Koutnik Votes ‘No’
On ‘Climate Pledge’
Draft As Too Weak
But SWECC Committee, 4-1, Forwards
Compromise Document To Full Board
By JENNIFER HILL • Special to www.AllOTSEGO.com
ONEONTA – Saying the language “was softened,” County board Vice Chair Gary Koutnik, D-Oneonta, today voted against sending a “Climate Smart Community Pledge” resolution, as revised, to the full board for action March 6.
However, his colleagues on the Solid Waste & Environmental Concerns Committee nonetheless agreed to forward the adjusted resolution, 4-1, for the full board’s consideration.
“The language did reduce the sense of Climate Change being a crisis,” Koutnik said. “My vote was largely a symbolic one, so it would be in the public record for future generations to see.”
County Planning Director Karen Sullivan wouldn’t provide a copy of the amended resolution, saying it was “not a final draft.” So it was unclear what verbiage Koutnik was objecting to.
The Climate Smart Community pledge is part of a state effort to incentivize municipalities and counties to become clean-energy communities. But given Koutnik’s pro-environmental positions in the past and his leadership role, other representatives could join him in voting against the resolution in March.
In January, some county reps raised concern the pledge, as then written, might limit economic-development options. Sullivan offered to research how much flexibility was possible in the resolution’s language.
“I was completely in favor the resolution before the meeting today,” Koutnik said. “But the resolution backs off from science, it backs off the seriousness of the crisis, and it talks about belief instead of facts.”
“There needs to be a record for future generations that it was not unanimously agreed upon,” he concluded before voting no.
If the board adopts the pledge in March, Otsego County will join a growing list of municipalities that have registered as Climate Smart Communities with the state. The state’s Department of Environmental Conservation (DEC) established the program to produce a “network of New York communities engaged in reducing greenhouse gas (GHG) emissions and improving climate resilience,” according to the DEC website.
The Climate Change Pledge is one component of the state’s Clean Energy Community Program, which enables municipalities and counties in New York to receive state grants up to $250,000.
While Koutnik found the resolution’s language compromised too much on the issue of climate change and how to fight it, “yes” voters thought it important to have the board vote on it.
“It’s a testament we’re making a bipartisan approach, one that will show Otsego County in a positive way,” said Rep.
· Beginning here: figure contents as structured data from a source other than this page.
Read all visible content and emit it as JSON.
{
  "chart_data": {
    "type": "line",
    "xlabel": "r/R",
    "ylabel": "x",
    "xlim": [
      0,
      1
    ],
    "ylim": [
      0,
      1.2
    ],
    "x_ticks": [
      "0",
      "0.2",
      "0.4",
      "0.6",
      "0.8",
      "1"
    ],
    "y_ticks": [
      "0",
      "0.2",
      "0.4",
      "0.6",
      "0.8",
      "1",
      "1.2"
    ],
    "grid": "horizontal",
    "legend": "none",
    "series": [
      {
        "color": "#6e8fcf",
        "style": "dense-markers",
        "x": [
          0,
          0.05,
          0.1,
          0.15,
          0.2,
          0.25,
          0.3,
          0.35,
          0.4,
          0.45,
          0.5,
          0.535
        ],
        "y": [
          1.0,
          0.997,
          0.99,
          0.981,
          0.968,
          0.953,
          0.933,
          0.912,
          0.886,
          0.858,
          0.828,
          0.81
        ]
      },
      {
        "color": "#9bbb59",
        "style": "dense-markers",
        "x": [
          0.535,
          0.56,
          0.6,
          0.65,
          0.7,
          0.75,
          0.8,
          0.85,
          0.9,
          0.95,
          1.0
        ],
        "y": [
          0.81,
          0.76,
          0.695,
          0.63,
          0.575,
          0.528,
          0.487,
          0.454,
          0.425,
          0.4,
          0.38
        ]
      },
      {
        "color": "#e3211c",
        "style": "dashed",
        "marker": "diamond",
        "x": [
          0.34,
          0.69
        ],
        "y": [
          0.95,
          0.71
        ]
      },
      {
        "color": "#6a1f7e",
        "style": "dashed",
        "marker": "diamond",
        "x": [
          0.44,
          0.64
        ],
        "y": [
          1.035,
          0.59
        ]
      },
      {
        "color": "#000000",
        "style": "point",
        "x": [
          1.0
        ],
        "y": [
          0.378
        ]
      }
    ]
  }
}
Danny Lapin, D-Oneonta.
In addition to Lapin, Committee Chair Kevin McCarty, R-Springfield, Meg Kennedy, C-Mount Vision, and Michelle Farwell, D-Morris voted to send the resolution to the board.
To join the network and become a registered Climate Smart Community, an entity’s governing body “must adopt a resolution that includes…ten elements of the pledge and submit the resolution” to the state, according to DPEC’s website.
Local communities that have already adopted the pledge are the City of Oneonta, the Village of Cooperstown and the towns of Hartwick, Otsego, Richfield and Roseboom.